To draw more business--hang in there. It takes some time. The last 2 months have been slow for ALL business'--AS far as I know. YOu are in a tough spot--no breakfast and no lunch crowd. Work on supper and hang in there! Don't change too much stuff around , yet.
Zeb
horseshoe,
you didn't say if you were doing smoked beef or not. st augustine is certainly no beef place but the thursday special where i work part time goes well.
what we do is take the sliced beef and put it on top of 2 pieces of garlic toast. the side is mashed potato and gravy. potato is premashed but to be honest if you get some trio brand dried mashed potao flakes and add some butter and a little roasted garlic that would be cheaper and better. the gravy is made from trio brand beef gravy and to that i add sauted onions and a tiny can of mushrooms that i chop up. the sale price is right at 6 bucks for lunch but i think it would also sell well at dinner and all you have at risk is the potatoes and gravy if you are already doing some beef. like i said here beef is a flop but this one has shown a steady increase in lunch sales.
hope this helps some
jack
ps serving size is 4 oz beef
You might also try doing a family style serving on weekends.
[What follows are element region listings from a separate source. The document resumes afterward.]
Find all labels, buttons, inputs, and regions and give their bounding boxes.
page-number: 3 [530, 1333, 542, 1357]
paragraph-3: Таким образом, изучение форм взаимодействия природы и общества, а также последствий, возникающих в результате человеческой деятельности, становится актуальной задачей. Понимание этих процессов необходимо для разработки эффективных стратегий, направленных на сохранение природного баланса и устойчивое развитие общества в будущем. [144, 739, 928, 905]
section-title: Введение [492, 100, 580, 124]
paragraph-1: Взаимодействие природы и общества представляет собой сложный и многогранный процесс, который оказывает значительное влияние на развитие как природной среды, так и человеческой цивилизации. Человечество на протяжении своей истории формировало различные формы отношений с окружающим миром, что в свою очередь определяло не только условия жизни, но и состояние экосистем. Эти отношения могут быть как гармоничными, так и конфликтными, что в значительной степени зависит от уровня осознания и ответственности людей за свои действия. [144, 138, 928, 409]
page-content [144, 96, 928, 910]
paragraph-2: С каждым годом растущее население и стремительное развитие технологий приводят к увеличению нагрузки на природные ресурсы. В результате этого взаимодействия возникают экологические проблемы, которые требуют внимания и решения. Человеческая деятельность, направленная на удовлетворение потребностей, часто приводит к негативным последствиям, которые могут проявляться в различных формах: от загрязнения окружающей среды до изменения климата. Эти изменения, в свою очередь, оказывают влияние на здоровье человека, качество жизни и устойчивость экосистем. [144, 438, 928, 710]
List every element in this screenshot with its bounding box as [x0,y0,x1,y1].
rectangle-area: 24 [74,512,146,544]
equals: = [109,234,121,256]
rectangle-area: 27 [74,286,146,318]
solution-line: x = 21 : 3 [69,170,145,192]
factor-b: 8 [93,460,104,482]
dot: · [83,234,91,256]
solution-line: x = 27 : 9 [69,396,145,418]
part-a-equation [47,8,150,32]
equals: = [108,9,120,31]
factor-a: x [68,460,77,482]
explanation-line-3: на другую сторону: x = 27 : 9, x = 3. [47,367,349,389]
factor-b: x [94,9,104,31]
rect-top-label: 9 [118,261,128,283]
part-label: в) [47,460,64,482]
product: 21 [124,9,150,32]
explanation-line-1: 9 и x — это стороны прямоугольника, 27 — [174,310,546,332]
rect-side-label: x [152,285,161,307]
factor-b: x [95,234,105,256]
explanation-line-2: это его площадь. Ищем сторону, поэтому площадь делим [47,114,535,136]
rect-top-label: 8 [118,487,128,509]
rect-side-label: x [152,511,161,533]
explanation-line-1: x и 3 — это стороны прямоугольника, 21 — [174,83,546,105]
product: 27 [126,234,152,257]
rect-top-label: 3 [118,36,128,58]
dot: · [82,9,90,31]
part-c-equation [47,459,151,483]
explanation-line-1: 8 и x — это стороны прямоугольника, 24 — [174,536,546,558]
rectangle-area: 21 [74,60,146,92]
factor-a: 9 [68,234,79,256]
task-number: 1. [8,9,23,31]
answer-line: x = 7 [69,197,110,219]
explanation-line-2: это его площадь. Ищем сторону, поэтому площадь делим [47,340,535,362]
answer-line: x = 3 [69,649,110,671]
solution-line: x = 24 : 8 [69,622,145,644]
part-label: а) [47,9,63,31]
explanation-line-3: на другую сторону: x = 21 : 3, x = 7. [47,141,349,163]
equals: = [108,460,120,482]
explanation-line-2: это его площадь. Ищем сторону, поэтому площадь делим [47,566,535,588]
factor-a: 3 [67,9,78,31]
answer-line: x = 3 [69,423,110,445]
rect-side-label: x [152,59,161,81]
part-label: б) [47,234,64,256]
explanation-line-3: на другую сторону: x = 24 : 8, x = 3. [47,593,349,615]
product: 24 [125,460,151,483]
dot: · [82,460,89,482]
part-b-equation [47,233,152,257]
A couple of local BBQ places do that to good effect. They offer whatever usual sides on the menu, plus green beans, lima beans, corn, stewed tomatoes, boiled potatoes as vegetables served in bowls, and then BBQ and fried chicken and bread on a platter. They also do a BBQ chicken of sorts, actually just an unbreaded fried chicken that is held in a thin BBQ sauce. Everything is all-you-can-eat for $10.95 PP+ beverage. It's easier to serve because almost everyone gets it even though they still offer their usual menu, and all the items go into brunswick stew if they're not used before Monday(not things that have been on the table of course). Helps on labor costs and seems to be very popular. Heck, I eat there.
Horseshoe
I don't know much on the cooking side of things. I'd go to those areas near you where the people eat supper before they come home. Leave lots of flyers. Take samples if you can. I'd take flyers around in the neighborhood near you telling them what you have to offer. Maybe you can offer a kids eat for less or free deal. That depends on the size of the families there. Do they have lots of kids? If so, go to the local schools, ask them if you can promote. Give out a kids eat free for honor roll. If the kids get a promotion, the parents must follow. (I hated that when Kat was little, but it does work. And sometimes I got a nice surprise that got a return visit from me!) Maybe when the honor roll kids come in, you can give them a big hurray from the staff. Just an idea on promotion.